Lucia Pichler speaks of memories, ideas and preconceptions brought to a new world with a direct quotation from the history of tapestry. In Landscape of Memory : Tree Stories she has woven strips, like memory shards, of the famous medieval Lady and the Unicorn tapestries in such a way that they appear to be behind a sketchy black and white weaving of a native cabbage tree palm. In this way she also directly challenges the traditional handmaiden role of tapestry, her individual and idiosyncratic tree standing independent and proud of the medieval work. Variations on this idea are played out in other pieces which make up her Landscape and Memory series.

There is a gentle irony in Kirsty Darlaston's use of the word descry as the title of a piece which examines the idea, that looking is only one way of discovering, perceiving or distinguishing an object. Darlaston creates a fantastical calligraphy from lilies grown in her garden. Braille text suggests another language, and strips of dense dark tapestry with no discernible image, suggest remnants which are all that remain of an only to be imagined, larger piece. Poetry and metaphor challenge measurement and categorisation as ways of seeing.

Myself in the Woods Botanising as usual has a Banks like figure measuring and recording. The outline of a square surrounding this figure links him with another method of categorisation, the square of the digitised ISBN number woven into the corner. This work was tipped out from the wall in a peculiar manner suggesting perhaps a turning page or the wind in a sail. Unfortunately it looked clumsy and intrusive and I wonder if the effect might have been better achieved as part of the woven image rather than as an introduced element.

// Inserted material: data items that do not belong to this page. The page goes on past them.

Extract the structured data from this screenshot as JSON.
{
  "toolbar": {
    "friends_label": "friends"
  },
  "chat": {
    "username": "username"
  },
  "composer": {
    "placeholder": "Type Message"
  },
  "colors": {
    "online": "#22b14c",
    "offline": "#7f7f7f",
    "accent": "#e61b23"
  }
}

Maps and roses are some of the images around which Karen Russell weaves her stories. In Nulla Rosa est-There Are No Roses Here an image of coastline based on colonial maps with the script Nulla Rosa est woven into the sky speaks of the antipodean land before the invasion of europeans and their domesticating horticulture. The meaning of the message in the sky however is accusatory rather than celebratory. The torn bed sheets and shirt labels woven into the fabric of this piece may suggest imminent change referring perhaps to Russell's migrating ancestors whose family name was Rose. The theme and clever play of word and image is continued in a companion piece, Maiden Landscape. This time pink Botticelli roses float close to shore in a wavy Botticelli sea reminiscent of The Birth of Venus and as they came with the wind in that painting so too did these Roses, their ship's navigator guided by the windroses on his maps...

Medium and message work well in most of the pieces in this exhibition. Those that fall down do so mainly because of weak or poorly designed images. However the historic and symbolic weight of tapestry combined with expressive images and a challenging contemporary theme makes for a show both engaging and provocative.